If a pool device has UNAVAIL or OFFLINE, then this generally means that the device has failed or cable has disconnected, or some other hardware problem, such as a bad cable or bad controller has caused the device to be inaccessible.

Consider configuring the smtp-notify service to notify you when a hardware component is diagnosed as faulty. For more information, see the Notification Parameters section of smf(5) and smtp-notify(1M).
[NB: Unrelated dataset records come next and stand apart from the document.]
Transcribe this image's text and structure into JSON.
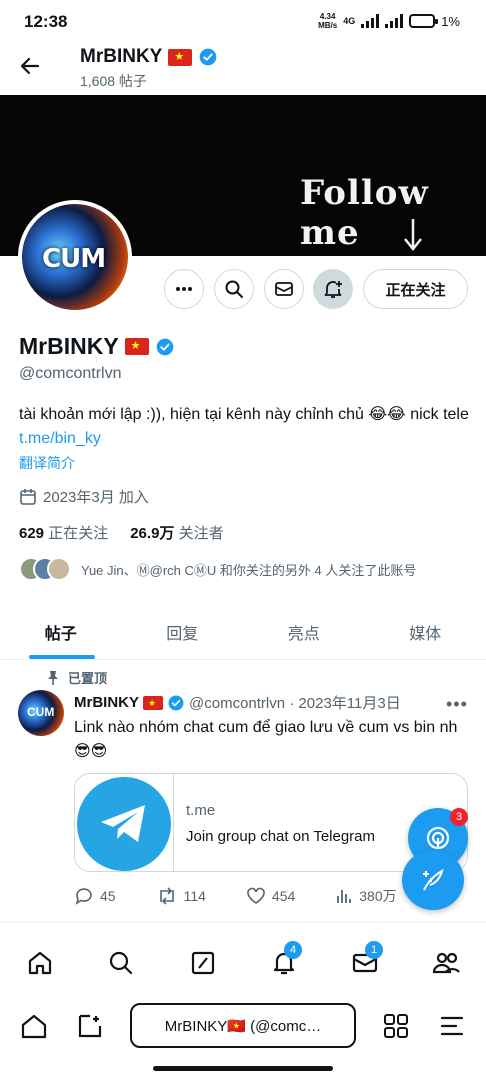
{
  "status_bar": {
    "time": "12:38",
    "net_speed_value": "4.34",
    "net_speed_unit": "MB/s",
    "network": "4G",
    "battery": "1%"
  },
  "header": {
    "name": "MrBINKY",
    "post_count": "1,608 帖子"
  },
  "banner": {
    "text": "Follow me"
  },
  "profile": {
    "avatar_text": "CUM",
    "name": "MrBINKY",
    "handle": "@comcontrlvn",
    "bio_text": "tài khoản mới lập :)), hiện tại kênh này chỉnh chủ 😂😂 nick tele ",
    "bio_link": "t.me/bin_ky",
    "translate": "翻译简介",
    "joined": "2023年3月 加入",
    "following_count": "629",
    "following_label": "正在关注",
    "followers_count": "26.9万",
    "followers_label": "关注者",
    "known_followers": "Yue Jin、Ⓜ@rch CⓂU 和你关注的另外 4 人关注了此账号",
    "follow_button": "正在关注"
  },
  "tabs": [
    {
      "label": "帖子",
      "active": true
    },
    {
      "label": "回复",
      "active": false
    },
    {
      "label": "亮点",
      "active": false
    },
    {
      "label": "媒体",
      "active": false
    }
  ],
  "post": {
    "pinned_label": "已置顶",
    "author": "MrBINKY",
    "avatar_text": "CUM",
    "meta": "@comcontrlvn · 2023年11月3日",
    "text": "Link nào nhóm chat cum để giao lưu về cum vs bin nh 😎😎",
    "card_domain": "t.me",
    "card_title": "Join group chat on Telegram",
    "replies": "45",
    "reposts": "114",
    "likes": "454",
    "views": "380万"
  },
  "fab": {
    "spaces_badge": "3"
  },
  "bottom_nav": {
    "notifications_badge": "4",
    "messages_badge": "1"
  },
  "browser": {
    "url_title": "MrBINKY🇻🇳 (@comc…"
  },
  "colors": {
    "accent": "#1d9bf0",
    "text": "#0f1419",
    "secondary": "#536471",
    "flag_red": "#da251d",
    "badge_red": "#f4212e"
  }
}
By default, some notifications are set up automatically to be sent to the root user. If you add an alias for your user account as root in the /etc/aliases file, you will receive electronic mail notifications, similar to the following:

From noaccess@tardis.space.com Fri Jun 29 16:58:59 2012
Date: Fri, 29 Jun 2012 16:58:58 -0600 (MDT)
From: No Access User <noaccess@tardis.space.com>
Message-Id: <201206292258.q5TMwwFL002753@tardis.space.com>
Subject: Fault Management Event: tardis:ZFS-8000-8A
To: root@tardis.central.com
Content-Length: 771

SUNW-MSG-ID: ZFS-8000-8A, TYPE: Fault, VER: 1, SEVERITY: Critical
EVENT-TIME: Fri Jun 29 16:58:58 MDT 2012
PLATFORM: ORCL,SPARC-T3-4, CSN: 1120BDRCCD, HOSTNAME: tardis
SOURCE: zfs-diagnosis, REV: 1.0
EVENT-ID: 76c2d1d1-4631-4220-dbbc-a3574b1ee807
DESC: A file or directory in pool 'pond' could not be read due to corrupt data.
AUTO-RESPONSE: No automated response will occur.
IMPACT: The file or directory is unavailable.
REC-ACTION: Use 'fmadm faulty' to provide a more detailed view of this event.
Run 'zpool status -xv' and examine the list of damaged files to determine what
has been affected. Please refer to the associated reference document at
http://support.oracle.com/msg/ZFS-8000-8A for the latest service procedures
and policies regarding this diagnosis.

Monitor your storage pool space – Use the zpool list command and the zfs list command to identify how much disk is consumed by file system data. ZFS snapshots can consume disk space and if they are not listed by the zfs list command, they can silently consume disk space. Use the zfs list –t snapshot command to identify disk space that is consumed by snapshots.